Here’s why so many people in this country are on welfare

Why is it Left wing to allow millions to live on benefits, and let children get each other pregnant? Tom Harris asks this question in an excellent article in the Mail on Sunday today. He’s right to get angry about a situation that means one in five UK children are brought up in workless households, the highest in the EU. But the reason is not because our women are lazier than the French and Italians. In my News of the World column today I ask: why do so many choose welfare dependency as a lifestyle? Well, it is because we pay them to.

To understand why Britain has such welfare dependency, look at the incentives. The horrible truth is that a girl leaving a British school with poor qualifications has a choice of career: work or pregnancy.

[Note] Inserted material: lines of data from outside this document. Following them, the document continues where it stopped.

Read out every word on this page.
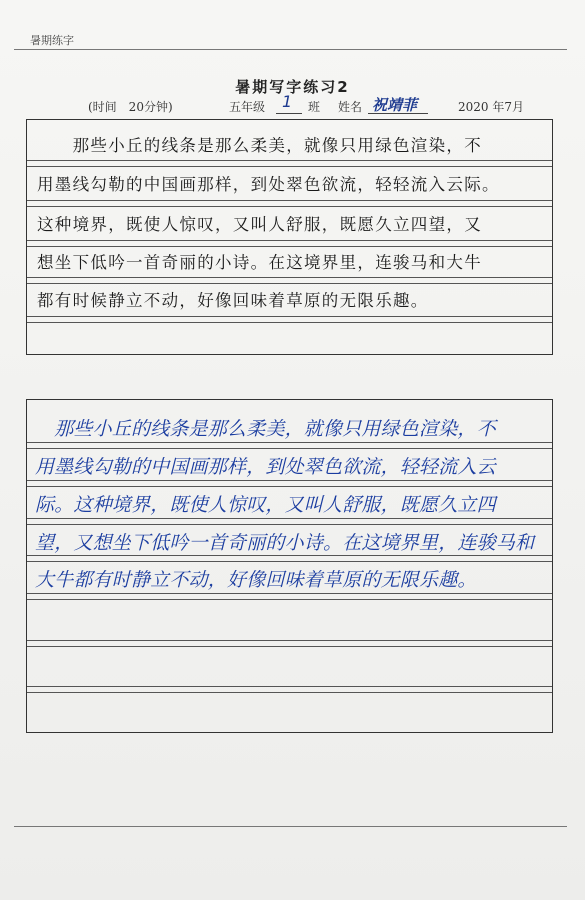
暑期练字
暑期写字练习2
(时间　20分钟)	五年级 1 班 姓名 祝靖菲	2020 年7月
　　那些小丘的线条是那么柔美，就像只用绿色渲染，不
用墨线勾勒的中国画那样，到处翠色欲流，轻轻流入云际。
这种境界，既使人惊叹，又叫人舒服，既愿久立四望，又
想坐下低吟一首奇丽的小诗。在这境界里，连骏马和大牛
都有时候静立不动，好像回味着草原的无限乐趣。
　那些小丘的线条是那么柔美，就像只用绿色渲染，不
用墨线勾勒的中国画那样，到处翠色欲流，轻轻流入云
际。这种境界，既使人惊叹，又叫人舒服，既愿久立四
望，又想坐下低吟一首奇丽的小诗。在这境界里，连骏马和
大牛都有时静立不动，好像回味着草原的无限乐趣。
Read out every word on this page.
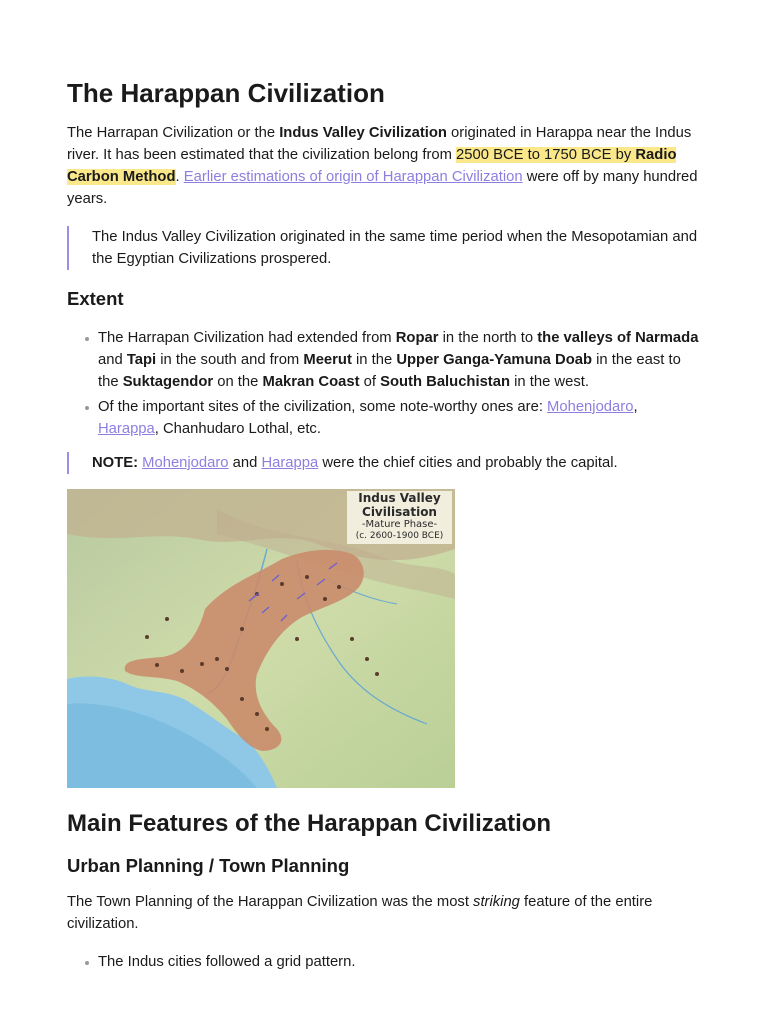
The Harappan Civilization

The Harrapan Civilization or the Indus Valley Civilization originated in Harappa near the Indus river. It has been estimated that the civilization belong from 2500 BCE to 1750 BCE by Radio Carbon Method. Earlier estimations of origin of Harappan Civilization were off by many hundred years.

The Indus Valley Civilization originated in the same time period when the Mesopotamian and the Egyptian Civilizations prospered.
Extent
The Harrapan Civilization had extended from Ropar in the north to the valleys of Narmada and Tapi in the south and from Meerut in the Upper Ganga-Yamuna Doab in the east to the Suktagendor on the Makran Coast of South Baluchistan in the west.
Of the important sites of the civilization, some note-worthy ones are: Mohenjodaro, Harappa, Chanhudaro Lothal, etc.
NOTE: Mohenjodaro and Harappa were the chief cities and probably the capital.
Indus Valley
Civilisation
-Mature Phase-
(c. 2600-1900 BCE)
Main Features of the Harappan Civilization
Urban Planning / Town Planning

The Town Planning of the Harappan Civilization was the most striking feature of the entire civilization.

The Indus cities followed a grid pattern.
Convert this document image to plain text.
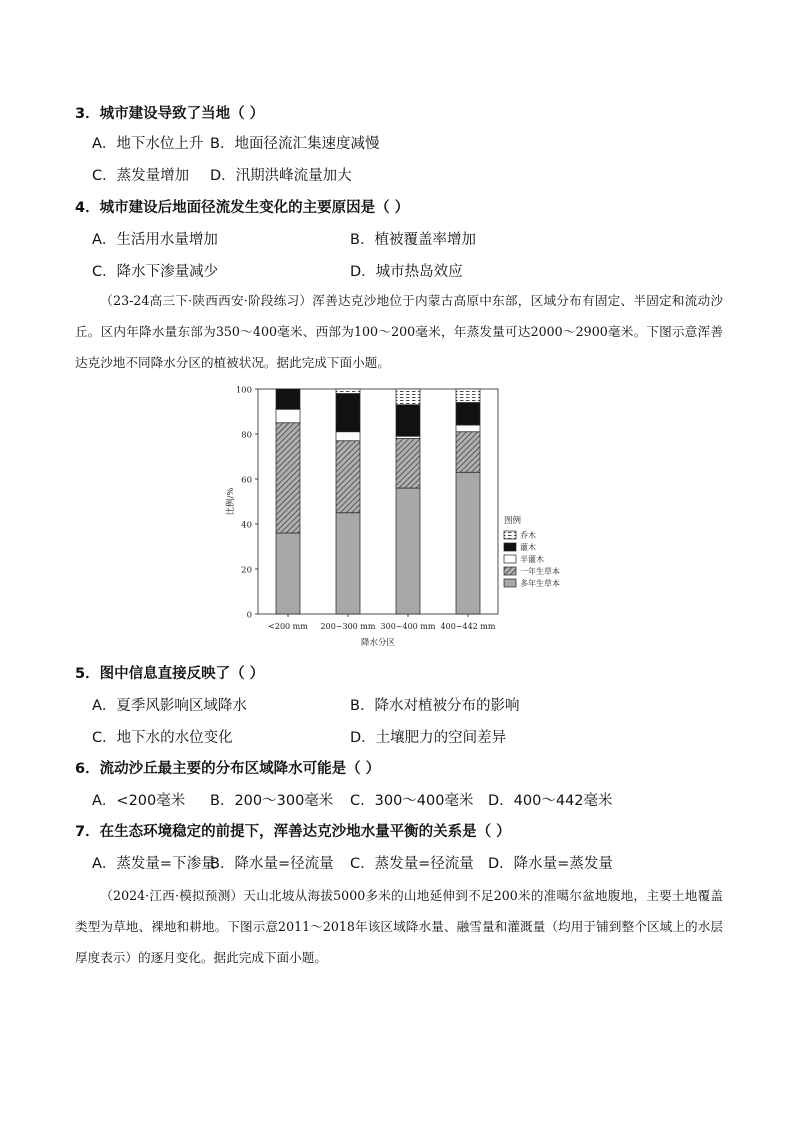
3．城市建设导致了当地（ ）
A．地下水位上升 B．地面径流汇集速度减慢
C．蒸发量增加 D．汛期洪峰流量加大
4．城市建设后地面径流发生变化的主要原因是（ ）
A．生活用水量增加	B．植被覆盖率增加
C．降水下渗量减少	D．城市热岛效应
（23-24高三下·陕西西安·阶段练习）浑善达克沙地位于内蒙古高原中东部，区域分布有固定、半固定和流动沙丘。区内年降水量东部为350～400毫米、西部为100～200毫米，年蒸发量可达2000～2900毫米。下图示意浑善达克沙地不同降水分区的植被状况。据此完成下面小题。
0
20
40
60
80
100
比例/%
<200 mm 200~300 mm 300~400 mm 400~442 mm
降水分区
图例
乔木
灌木
半灌木
一年生草本
多年生草本
5．图中信息直接反映了（ ）
A．夏季风影响区域降水	B．降水对植被分布的影响
C．地下水的水位变化	D．土壤肥力的空间差异
6．流动沙丘最主要的分布区域降水可能是（ ）
A．<200毫米 B．200～300毫米 C．300～400毫米 D．400～442毫米
7．在生态环境稳定的前提下，浑善达克沙地水量平衡的关系是（ ）
A．蒸发量=下渗量
B．降水量=径流量 C．蒸发量=径流量 D．降水量=蒸发量
（2024·江西·模拟预测）天山北坡从海拔5000多米的山地延伸到不足200米的准噶尔盆地腹地，主要土地覆盖类型为草地、裸地和耕地。下图示意2011～2018年该区域降水量、融雪量和灌溉量（均用于铺到整个区域上的水层厚度表示）的逐月变化。据此完成下面小题。
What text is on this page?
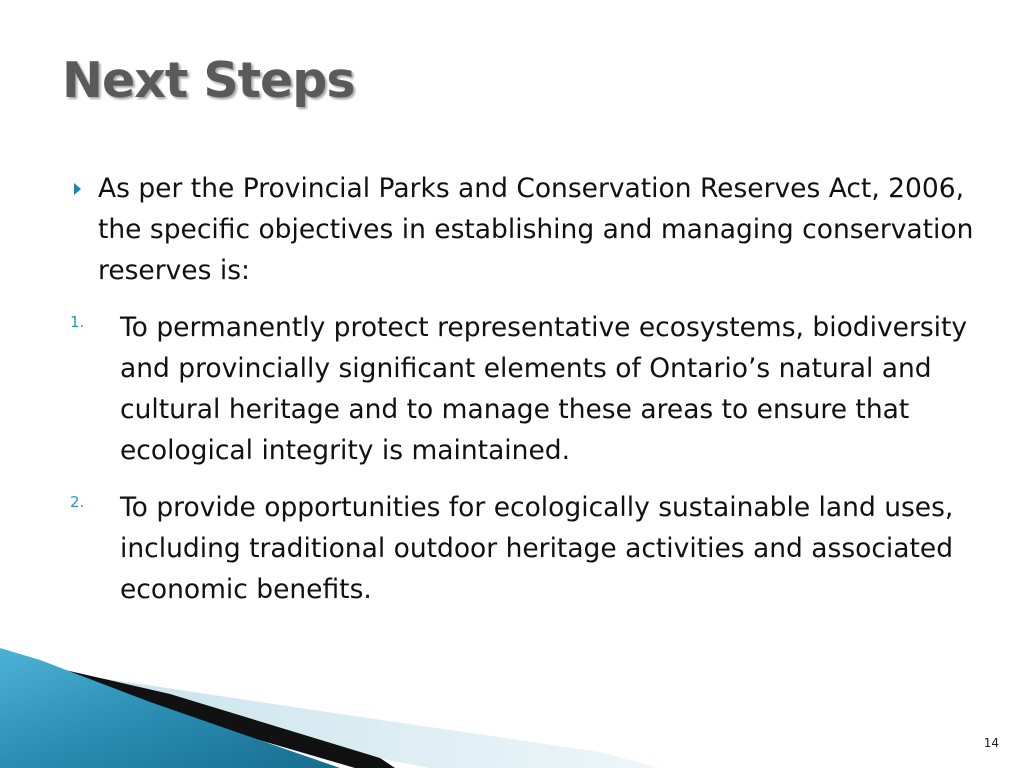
Next Steps
As per the Provincial Parks and Conservation Reserves Act, 2006, the specific objectives in establishing and managing conservation reserves is:
1. To permanently protect representative ecosystems, biodiversity and provincially significant elements of Ontario’s natural and cultural heritage and to manage these areas to ensure that ecological integrity is maintained.
2. To provide opportunities for ecologically sustainable land uses, including traditional outdoor heritage activities and associated economic benefits.
14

As welfare is split up (council tax relief, tax credits, etc) no one in government has an overview of the real choices facing our school leavers. But I asked Iain Duncan Smith’s Centre for Social Justice to put together the figures for me – before housing costs, so as to compare them to the going rate for jobs. The weekly net income of a benefits-dependent parent is as follows:

Lone parent, one child: £207 a week Two children: £262 a week Three children: £324 a week Four children: £377 a week Five children: £441 a week.

Now compare this with work. The ONS recently published what women are paid for various occupations. It shows that a woman with two kids (and a £262 net weekly income) does better than a waiter (£113/week) a cashier (£128) shelf filler (£155) library assistant (£170) hairdresser (£188) child-minder (£240) and street trader (£246).  These are gross figures, so you’d have to take off a bit for tax (and add about £30 to the waiter and shelf filler – the lower paid get tax credits) but you get the picture.
 
This is the key to understanding why 5 million have been on benefits throughout the Labour years. We are not a country of feckless, dissolute Little Britain idiots but a country that responds to the incentives set down by the government. If welfare pays more than work, why work? Why is every Pret A Manger filled with immigrant staff? Because the difference between working and not working is far greater for them then for our own people.

I hope that Tom keeps going on at this. Unlike many other Labour MPs it does bother him. It is, in my view, the most important topic in Britain right now and it is horribly under-debated. If left and right really clash with each other on how best to solve this problem, how best to make work pay, then so much the better. We must grasp that we are paving a road from school to welfare dependency and we should not be so surprised when so many millions choose to take this road.